Soru:
“Vahdettin hain miydi?”
Cevap:
“Burada anket mi yapıyoruz?”
Fatih Altaylı’nın Teke Tek programında konukları İlber Ortaylı ve Murat Bardakçı’ydı.
Bağıra çağıra içi boş tartışmalar değil, bilgiye dayalı, derinliği olan, kaliteli bir sohbet izledik.
İlber Ortaylı “kategorik” bir hüküm bildirmek yerine konuyu irdelemeyi tercih etti.
Sözlerinin sonunda da hüküm telaffuz etmedi.
…………….
Bülent Ecevit “Vahdettin hain değildi” demişti.
Murat Bardakçı da o gece “Vahdettin büyük hatalar yaptı ama hain değildi” görüşünü dile getirdi.
En küçük tavırlar için bile “vatan haini” söylemlerinin havaya uçuştuğu günümüzde bu iki kelimeyi dile getirmek eskisi kadar ağırlık taşımıyor.
Bunun yerine, olayı gözler önüne sermek, herkesin kendi vicdanında ve beyninde kanaate varmasına katkıda bulunmak sanıyorum daha gerçekçi.
Lord Kinross’un “ATATÜRK… Bir Milletin Yeniden Doğuşu” adlı kitabından bazı satırlarla öyle yapmaya çalışacağım.
Sultan Vahdettin Malta’ya ayak basıyor.
SALTANATIN SONU
Ankara’da TBMM toplantısında oylama yapılmış ve “saltanatın sona erdiği” kararı alınmıştır.
Vahdettin artık sultan değil sadece halifedir.
Meclis’in aldığı karar İstanbul’a ulaşır.
Ankara yönetiminin İstanbul’daki temsilcisi Refet Paşa durumu itilaf devletlerine bildirir.
Artık tek yetkili Ankara’dır.
Vahdettin İngiltere’nin İstanbul’daki Büyükelçisi Rumbold’u Yıldız Sarayı’na çağırtarak uzun ve sıkıntılı bir görüşme yaptı.
“Kendisine güven verilmesini” istedi ama boş yere.
Rumbold ona “İngilizlerin artık Ankara Hükümeti’nden başka kimseyle görüşmeyeceklerini” bildirdi.
Bunun dışında verebildiği söz “Padişah, ani bir tehlike karşısında tahtını bırakmak ya da bırakmadan çekilip gitmek isterse, kişisel güvenliğinin sağlanacağı” oldu.

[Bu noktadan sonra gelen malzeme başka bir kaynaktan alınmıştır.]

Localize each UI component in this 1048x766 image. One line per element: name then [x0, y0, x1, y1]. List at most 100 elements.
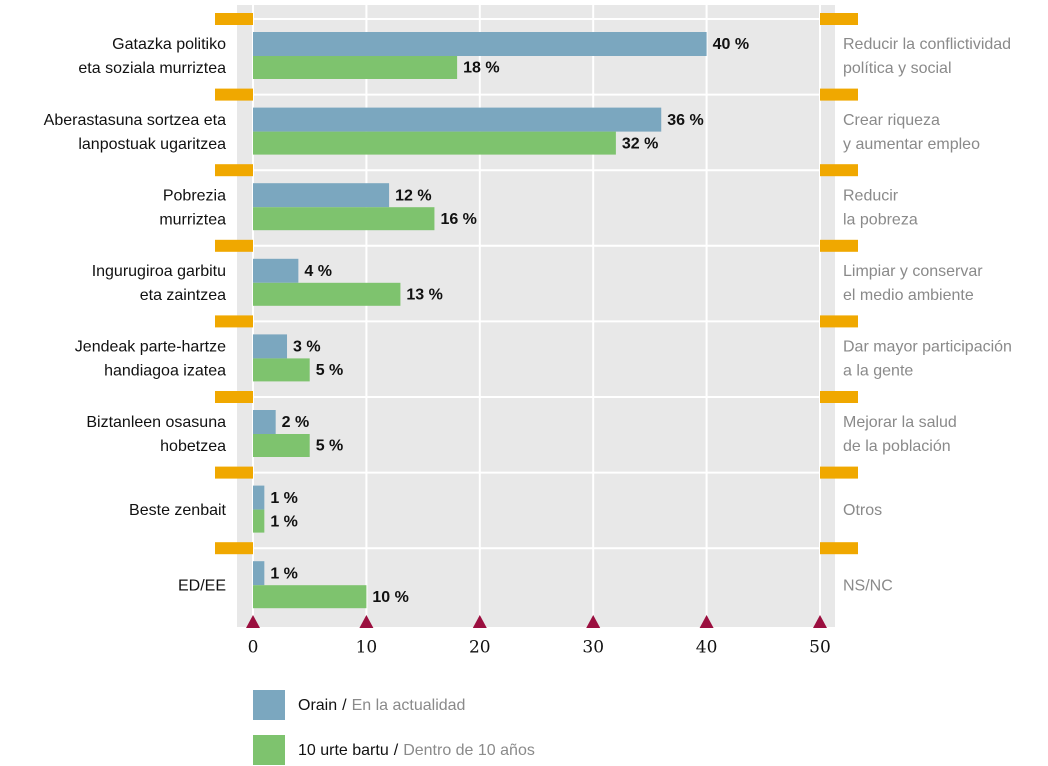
value-label: 3 %	[293, 339, 321, 356]
category-label: murriztea	[159, 211, 226, 228]
value-label: 1 %	[270, 513, 298, 530]
value-label: 32 %	[622, 135, 658, 152]
row-marker	[215, 466, 253, 479]
x-tick-label: 0	[248, 638, 259, 658]
category-label: handiagoa izatea	[104, 363, 226, 380]
row-marker	[215, 315, 253, 328]
row-marker	[215, 542, 253, 555]
bar	[253, 183, 390, 208]
value-label: 40 %	[713, 36, 749, 53]
tick-mark	[813, 615, 827, 628]
bar	[253, 207, 435, 231]
value-label: 1 %	[270, 490, 298, 507]
row-marker	[820, 239, 858, 252]
secondary-category-label: Mejorar la salud	[843, 414, 957, 431]
value-label: 2 %	[282, 414, 310, 431]
x-tick-label: 20	[469, 638, 491, 658]
bar	[253, 509, 265, 533]
bar	[253, 334, 288, 359]
bar	[253, 258, 299, 283]
category-label: Biztanleen osasuna	[86, 414, 226, 431]
row-marker	[820, 542, 858, 555]
bar	[253, 56, 458, 79]
secondary-category-label: a la gente	[843, 363, 913, 380]
legend-separator: /	[342, 697, 347, 714]
row-marker	[215, 164, 253, 177]
value-label: 18 %	[463, 60, 499, 77]
bar	[253, 107, 662, 132]
row-marker	[215, 13, 253, 25]
category-label: eta zaintzea	[140, 287, 226, 304]
tick-mark	[586, 615, 601, 628]
value-label: 16 %	[440, 211, 476, 228]
legend-name: Orain	[298, 697, 337, 714]
category-label: ED/EE	[178, 577, 226, 594]
row-marker	[820, 466, 858, 479]
category-label: Gatazka politiko	[112, 36, 226, 53]
tick-mark	[246, 615, 260, 628]
row-marker	[820, 315, 858, 328]
plot-background	[237, 5, 835, 627]
bar	[253, 585, 367, 609]
bar	[253, 561, 265, 586]
legend-swatch	[253, 735, 285, 765]
value-label: 5 %	[316, 362, 344, 379]
bar	[253, 131, 616, 155]
row-marker	[820, 13, 858, 25]
value-label: 5 %	[316, 438, 344, 455]
x-tick-label: 50	[809, 638, 831, 658]
x-tick-label: 30	[582, 638, 604, 658]
tick-mark	[699, 615, 714, 628]
legend-separator: /	[394, 742, 399, 759]
secondary-category-label: de la población	[843, 438, 951, 455]
secondary-category-label: Reducir	[843, 187, 899, 204]
value-label: 36 %	[667, 112, 703, 129]
category-label: Beste zenbait	[129, 502, 227, 519]
tick-mark	[472, 615, 487, 628]
category-label: Jendeak parte-hartze	[75, 339, 226, 356]
legend-label: 10 urte bartu / Dentro de 10 años	[298, 742, 535, 759]
value-label: 4 %	[304, 263, 332, 280]
secondary-category-label: política y social	[843, 60, 952, 77]
category-label: Pobrezia	[163, 187, 226, 204]
secondary-category-label: Reducir la conflictividad	[843, 36, 1011, 53]
category-label: Ingurugiroa garbitu	[92, 263, 226, 280]
secondary-category-label: Crear riqueza	[843, 112, 940, 129]
legend-name-secondary: Dentro de 10 años	[403, 742, 535, 759]
x-tick-label: 10	[356, 638, 378, 658]
secondary-category-label: Dar mayor participación	[843, 339, 1012, 356]
bar	[253, 358, 310, 382]
secondary-category-label: Otros	[843, 502, 882, 519]
x-tick-label: 40	[696, 638, 718, 658]
row-marker	[820, 88, 858, 101]
legend-label: Orain / En la actualidad	[298, 697, 465, 714]
row-marker	[820, 164, 858, 177]
legend-name-secondary: En la actualidad	[352, 697, 466, 714]
category-label: eta soziala murriztea	[78, 60, 226, 77]
bar	[253, 410, 276, 434]
row-marker	[215, 239, 253, 252]
row-marker	[215, 88, 253, 101]
category-label: lanpostuak ugaritzea	[78, 136, 226, 153]
bar	[253, 282, 401, 306]
value-label: 1 %	[270, 565, 298, 582]
value-label: 10 %	[372, 589, 408, 606]
secondary-category-label: el medio ambiente	[843, 287, 974, 304]
secondary-category-label: NS/NC	[843, 577, 893, 594]
bar	[253, 434, 310, 457]
row-marker	[215, 391, 253, 403]
category-label: Aberastasuna sortzea eta	[44, 112, 226, 129]
legend-swatch	[253, 690, 285, 720]
value-label: 13 %	[406, 287, 442, 304]
bar	[253, 32, 707, 56]
secondary-category-label: y aumentar empleo	[843, 136, 980, 153]
tick-mark	[359, 615, 374, 628]
secondary-category-label: Limpiar y conservar	[843, 263, 983, 280]
secondary-category-label: la pobreza	[843, 211, 918, 228]
row-marker	[820, 391, 858, 403]
value-label: 12 %	[395, 187, 431, 204]
legend-name: 10 urte bartu	[298, 742, 389, 759]
bar	[253, 485, 265, 510]
category-label: hobetzea	[160, 438, 226, 455]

Rumbold az sonra Lozan’a gitti.
Gitmeden önce Harrington’a (İstanbul İşgal Kuvvetleri Komutanı) “Padişahın hayatından sorumlu olacağını” söyledi.
Eğer durum daha ciddileşirse, Padişah, bağlılığına güvendiği mızıkacıbaşısıyla Harrington’a haber yollayacaktı. (Vahdettin’in en güvendiği kültür adamı müzisyeni olması devletin ne halde olduğuna bir kanıttır. G.C)
KADERDEN KAÇIŞ YOK
Vahdettin hâlâ kaderinden kurtulmaya çalışarak, mabeyincisini Refet Paşa’ya gönderdi.
Ve “Gazi ile hemen görüşmek istediğini” bildirdi.
“Ankara’dan gelecek bir temsilciyi kabul etmeye de hazırdı, Gazi’ye bunu mektup ya da telgrafla açık olarak bildirecekti.”
Fakat hiçbir mektup gelmedi; Refet Paşa da “Padişah’ın yakında kaçmak niyetinde olduğunu” anladı.
Bunun üzerine Sultan’ın deniz yaverini “onun yaptıklarını gözlemekle” görevlendirdi.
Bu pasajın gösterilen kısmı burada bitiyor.